Lack of diversity seen as potential accredidation problem

by Ben Frotscher

Diversity has long been atop of the list of items Simpson needs to improve on, and Bruce Haddox, vice president and dean of academic affairs expects the issue to be toward the top of the list when the college is accredited from Oct. 31 to Nov. 2.

“We’ll get criticized for diversity,” Haddox said. “There is no question about that. We’re not as diverse as we should be – Iowa’s not and Simpson’s not.”

Haddox said the issue of diversity came up when Simpson had its last accreditation.

“They expressed concerns for diversity then and we’ve made an improvement in international students, but minority American students we’ve still struggled with.”

Besides diversity, Haddox expects the college to be given suggestions on faculty workload, assessment and the cornerstone program, but from the last accreditation, Simpson has made some improvements.

“The last report 10 years ago stressed concerns about technology, and we’ve strengthened that a lot,” Haddox said. “They expressed concern for faculty load back then, and we’ve added a lot of faculty but we’ve also grown in student body and we’ve grown in programs.”

The accreditation process is conducted by a team from the North Central Association of Colleges and Schools. Haddox said it’s a detailed process that looks at things such as resources to support the mission of the college and strong faculty.

“It’s a pretty thorough analysis of the college and that’s why it’s done every 10 years,” Haddox said.

President John Byrd has been a part of the accreditation process at other colleges, both as a consultant evaluator and on the accreditation review council. Byrd said he’s learned a lot from those experiences.

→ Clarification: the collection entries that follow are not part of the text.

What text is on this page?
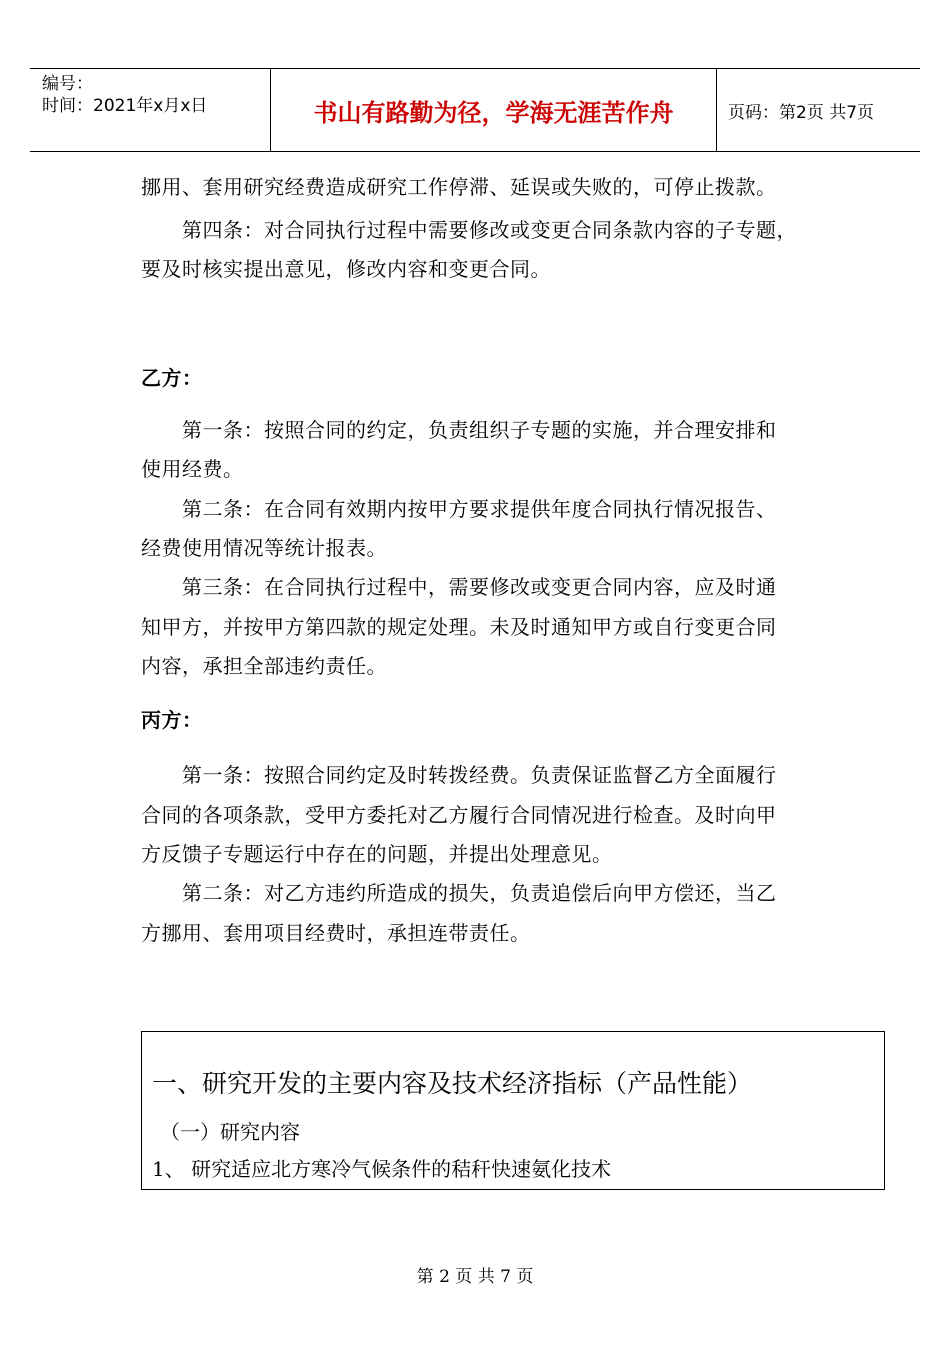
编号：
时间：2021年x月x日	书山有路勤为径，学海无涯苦作舟	页码：第2页 共7页
挪用、套用研究经费造成研究工作停滞、延误或失败的，可停止拨款。
　　第四条：对合同执行过程中需要修改或变更合同条款内容的子专题，
要及时核实提出意见，修改内容和变更合同。
乙方：
　　第一条：按照合同的约定，负责组织子专题的实施，并合理安排和
使用经费。
　　第二条：在合同有效期内按甲方要求提供年度合同执行情况报告、
经费使用情况等统计报表。
　　第三条：在合同执行过程中，需要修改或变更合同内容，应及时通
知甲方，并按甲方第四款的规定处理。未及时通知甲方或自行变更合同
内容，承担全部违约责任。
丙方：
　　第一条：按照合同约定及时转拨经费。负责保证监督乙方全面履行
合同的各项条款，受甲方委托对乙方履行合同情况进行检查。及时向甲
方反馈子专题运行中存在的问题，并提出处理意见。
　　第二条：对乙方违约所造成的损失，负责追偿后向甲方偿还，当乙
方挪用、套用项目经费时，承担连带责任。
一、研究开发的主要内容及技术经济指标（产品性能）
（一）研究内容
1、 研究适应北方寒冷气候条件的秸秆快速氨化技术
第 2 页 共 7 页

“Being involved in the accreditation process has allowed me to learn about other institutions,” Byrd said. “I’ve never visited another campus where I haven’t learned something valuable that I’ve been able to bring back and use.”

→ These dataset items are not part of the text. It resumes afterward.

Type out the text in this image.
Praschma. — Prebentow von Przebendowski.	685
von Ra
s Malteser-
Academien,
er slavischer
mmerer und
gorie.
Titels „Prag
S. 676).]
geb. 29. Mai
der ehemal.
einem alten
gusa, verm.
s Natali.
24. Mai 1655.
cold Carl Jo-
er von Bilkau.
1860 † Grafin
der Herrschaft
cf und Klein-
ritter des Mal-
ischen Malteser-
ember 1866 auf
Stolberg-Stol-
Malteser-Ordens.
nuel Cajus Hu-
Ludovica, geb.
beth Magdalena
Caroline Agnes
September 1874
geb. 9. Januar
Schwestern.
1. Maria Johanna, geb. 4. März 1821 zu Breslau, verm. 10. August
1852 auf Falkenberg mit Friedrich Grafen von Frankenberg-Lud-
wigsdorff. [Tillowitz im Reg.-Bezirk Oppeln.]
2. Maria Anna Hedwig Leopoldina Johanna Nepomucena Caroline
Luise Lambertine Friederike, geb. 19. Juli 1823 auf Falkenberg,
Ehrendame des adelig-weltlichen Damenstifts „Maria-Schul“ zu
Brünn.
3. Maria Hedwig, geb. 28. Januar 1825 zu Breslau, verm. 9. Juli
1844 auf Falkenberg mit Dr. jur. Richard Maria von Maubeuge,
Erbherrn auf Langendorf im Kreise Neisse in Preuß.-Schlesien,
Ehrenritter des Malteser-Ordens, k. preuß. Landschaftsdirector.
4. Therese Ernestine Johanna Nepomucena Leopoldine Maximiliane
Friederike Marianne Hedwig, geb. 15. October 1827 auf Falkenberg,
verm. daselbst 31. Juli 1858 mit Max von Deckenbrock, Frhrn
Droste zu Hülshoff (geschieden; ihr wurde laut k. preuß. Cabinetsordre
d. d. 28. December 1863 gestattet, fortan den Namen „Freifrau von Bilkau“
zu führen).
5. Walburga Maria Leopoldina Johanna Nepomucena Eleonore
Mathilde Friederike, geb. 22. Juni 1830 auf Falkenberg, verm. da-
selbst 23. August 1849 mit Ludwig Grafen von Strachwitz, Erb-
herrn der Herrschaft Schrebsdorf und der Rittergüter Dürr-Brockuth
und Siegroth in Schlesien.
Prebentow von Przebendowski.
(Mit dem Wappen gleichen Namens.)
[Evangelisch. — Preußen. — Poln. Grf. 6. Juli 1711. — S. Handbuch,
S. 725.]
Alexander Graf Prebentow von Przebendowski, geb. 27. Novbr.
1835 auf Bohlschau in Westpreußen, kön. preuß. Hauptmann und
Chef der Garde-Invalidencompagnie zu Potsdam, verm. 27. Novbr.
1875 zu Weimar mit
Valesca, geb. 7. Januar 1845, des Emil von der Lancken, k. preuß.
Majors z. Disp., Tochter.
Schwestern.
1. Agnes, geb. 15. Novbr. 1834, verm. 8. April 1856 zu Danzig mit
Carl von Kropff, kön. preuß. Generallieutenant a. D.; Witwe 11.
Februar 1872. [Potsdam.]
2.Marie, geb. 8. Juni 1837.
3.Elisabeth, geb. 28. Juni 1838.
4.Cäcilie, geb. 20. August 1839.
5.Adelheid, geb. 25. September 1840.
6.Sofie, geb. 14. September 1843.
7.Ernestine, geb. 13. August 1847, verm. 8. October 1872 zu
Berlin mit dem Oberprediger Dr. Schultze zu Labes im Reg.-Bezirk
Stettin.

Haddox said the process costs the college a fairly inexpensive amount, considering it’s spread over two to three years. There is a flat fee of $11,000 for the accreditation process to occur.

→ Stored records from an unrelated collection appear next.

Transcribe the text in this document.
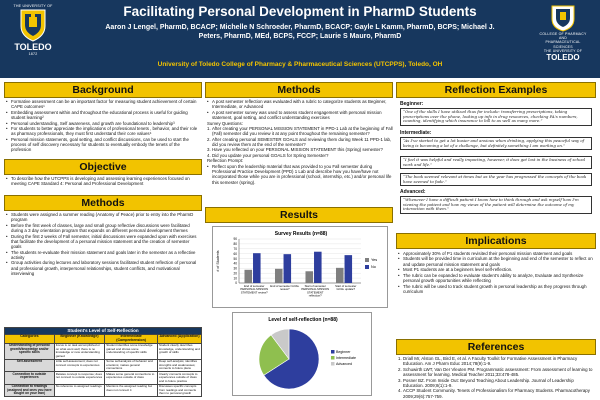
THE UNIVERSITY OF
TOLEDO
1872
Facilitating Personal Development in PharmD Students
Aaron J Lengel, PharmD, BCACP; Michelle N Schroeder, PharmD, BCACP; Gayle L Kamm, PharmD, BCPS; Michael J.
Peters, PharmD, MEd, BCPS, FCCP; Laurie S Mauro, PharmD
University of Toledo College of Pharmacy & Pharmaceutical Sciences (UTCPPS), Toledo, OH
COLLEGE OF PHARMACY AND
PHARMACEUTICAL SCIENCES
THE UNIVERSITY OF
TOLEDO
Background
• Formative assessment can be an important factor for measuring student achievement of certain CAPE outcomes¹
• Embedding assessment within and throughout the educational process is useful for guiding student learning²
• Personal understanding, Self awareness, and growth are foundational to leadership³
• For students to better appreciate the implications of professional tenets , behavior, and their role as pharmacy professionals, they must first understand their core values⁴
• Personal mission statements, goal setting, and conflict discussions, can be used to start the process of self discovery necessary for students to eventually embody the tenets of the profession
Objective
• To describe how the UTCPPS is developing and assessing learning experiences focused on meeting CAPE Standard 4: Personal and Professional Development
Methods
• Students were assigned a summer reading (Anatomy of Peace) prior to entry into the PharmD program
• Before the first week of classes, large and small group reflective discussions were facilitated during a 3 day orientation program that expands on different personal development themes
• During the first 2 weeks of Fall semester, initial discussions were expanded upon with exercises that facilitate the development of a personal mission statement and the creation of semester goals
• The students re-evaluate their mission statement and goals later in the semester as a reflective activity
• Group activities during lectures and laboratory sessions facilitated student reflection of personal and professional growth, interpersonal relationships, student conflicts, and motivational interviewing
Student's Level of Self-Reflection			
Categories	Beginner (Knowledge)	Intermediate (Comprehension)	Advanced (Application)
Understanding of personal growth/knowledge and/or specific skills	Focus is on task accomplished or on what went well; there is no knowledge or new understanding gained	Student identifies some knowledge gained and shows some understanding of specific skills	Student clearly describes knowledge, understanding and growth of skills
Self-assessment	Little self-assessment; does not connect concepts to experiences	Some self-analysis of behavior and emotions; makes general connections	Deep self-analysis; identifies strengths and weaknesses; connects to future plans
Connection to outside experiences	Relates concept to response; does not connect to outside experiences	Makes some general connections to experiences outside of class	Clearly connects concepts to experiences outside of class and to future practice
Connection to readings (assigned and ones you have sought on your own)	No reference to assigned readings	Mentions the assigned reading but does not connect it	Discusses specific concepts from readings and connects them to personal growth
Methods
• A post semester reflection was evaluated with a rubric to categorize students as Beginner, Intermediate, or Advanced
• A post semester survey was used to assess student engagement with personal mission statement, goal setting, and conflict understanding exercises
Survey Questions:
1. After creating your PERSONAL MISSION STATEMENT in PPD-1 Lab at the beginning of Fall (Fall) semester did you review it at any point throughout the remaining semester?
2. After creating personal SEMESTER GOALS and reviewing them during Week 11 PPD-1 lab, did you review them at the end of the semester?
3. Have you reflected on your PERSONAL MISSION STATEMENT this (Spring) semester?
4. Did you update your personal GOALS for Spring Semester?
Reflection Prompt:
• Reflect upon the leadership material that was provided to you Fall semester during Professional Practice Development (PPD) 1 Lab and describe how you have/have not incorporated those while you are in professional (school, internship, etc.) and/or personal life this semester (spring).
Results
Survey Results (n=88)
# of Students
0
10
20
30
40
50
60
70
80
90
End of semester PERSONAL MISSION STATEMENT review?
End of semester GOAL review?
Start of semester PERSONAL MISSION STATEMENT reflection?
Start of semester GOAL update?
Yes
No
Level of self-reflection (n=88)
Beginner
Intermediate
Advanced
Reflection Examples
Beginner:
“One of the skills I have utilized thus far include: transferring prescriptions, taking prescriptions over the phone, looking up info in drug resources, checking PA's numbers, counting, identifying which insurance to bill to as well as many more.”
Intermediate:
“As I've started to get a lot busier and anxious when drinking, applying this peaceful way of being is becoming a lot of a challenge, but definitely something I am working on.”
“I feel it was helpful and really impacting, however, it does get lost in the business of school work and life.”
“The book seemed relevant at times but as the year has progressed the concepts of the book have seemed to fade.”
Advanced:
“Whenever I have a difficult patient I know how to think through and ask myself how I'm viewing the patient and how my views of the patient will determine the outcome of my interaction with them.”
Implications
• Approximately 30% of P1 students revisited their personal mission statement and goals
• Students will be provided time in curriculum at the beginning and end of the semester to reflect on and update personal mission statement and goals
• Most P1 students are at a beginners level self-reflection.
• The rubric can be expanded to evaluate student's ability to analyze, Evaluate and Synthesize personal growth opportunities while reflecting
• The rubric will be used to track student growth in personal leadership as they progress through curriculum
References
1. Driall Mr, Alston GL, Bird E, et al. A Faculty Toolkit for Formative Assessment in Pharmacy Education. Am J Pharm Educ 2014;78(9):1-9.
2. Schuwirth LWT, Van Der Vleuten PM. Programmatic assessment: From assessment of learning to assessment for learning. Medical Teacher 2011;33:478-485.
3. Posner BZ. From Inside Out: Beyond Teaching About Leadership. Journal of Leadership Education. 2009;8(1):1-9.
4. ACCP Student Community. Tenets of Professionalism for Pharmacy Students. Pharmacotherapy 2009;29(6):757-759.
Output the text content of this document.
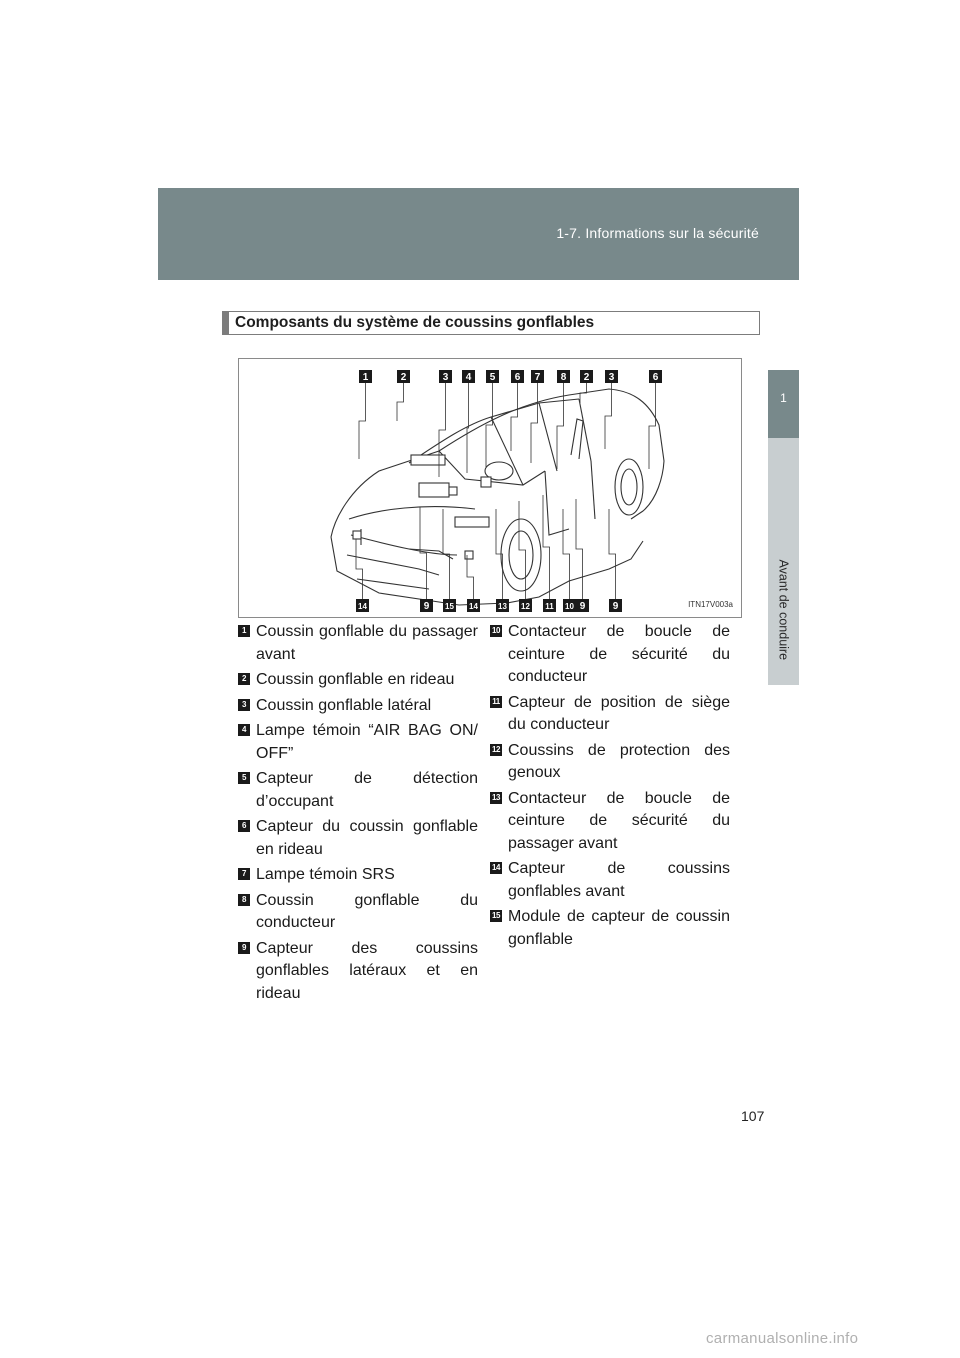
1-7. Informations sur la sécurité
1
Composants du système de coussins gonflables
1	2	3 4 5 6 7 8 2 3	6
14	9 15 14	13 12 11 10 9	9	ITN17V003a
1 Coussin gonflable du passager avant
2 Coussin gonflable en rideau
3 Coussin gonflable latéral
4 Lampe témoin “AIR BAG ON/ OFF”
5 Capteur de détection d’occupant
6 Capteur du coussin gonflable en rideau
7 Lampe témoin SRS
8 Coussin gonflable du conducteur
9 Capteur des coussins gonflables latéraux et en rideau
10 Contacteur de boucle de ceinture de sécurité du conducteur
11 Capteur de position de siège du conducteur
12 Coussins de protection des genoux
13 Contacteur de boucle de ceinture de sécurité du passager avant
14 Capteur de coussins gonflables avant
15 Module de capteur de coussin gonflable
107
carmanualsonline.info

“It’s hard to put your finger on the cost because a lot of time and a lot of hours are put in,” Haddox said. “So I would say the whole process cost $25,000 to $30,000.”

Haddox has no doubts about passing.

“There won’t be any question that we’ll be accredited,” Haddox said. “There will be some concern, as there always is everywhere, and there will be some issues that we need to work on.”

Haddox said students should care about this process because it does affect them.

“They should want to make sure that Simpson is accredited and has as good of programs,” Haddox said. “We want our degrees each year to mean more than they did last year. They should care about our reputation.”

Senior Sharie Garmon agreed.

“I’d like them to stay accredited so that my diploma means something when I graduate,” Garmon said.

Haddox said to think of it like final exams.

“It’s kind of like asking you about final exams,” Haddox said. “Are they a good thing or a hassle? But what they do is they force you to look at the course as a whole, and say ‘OK, what do I know, what don’t I know, what do I need to learn?’ That’s exactly what this is, and it’s a good thing because if you don’t do that, you think you are doing well and you’re not.”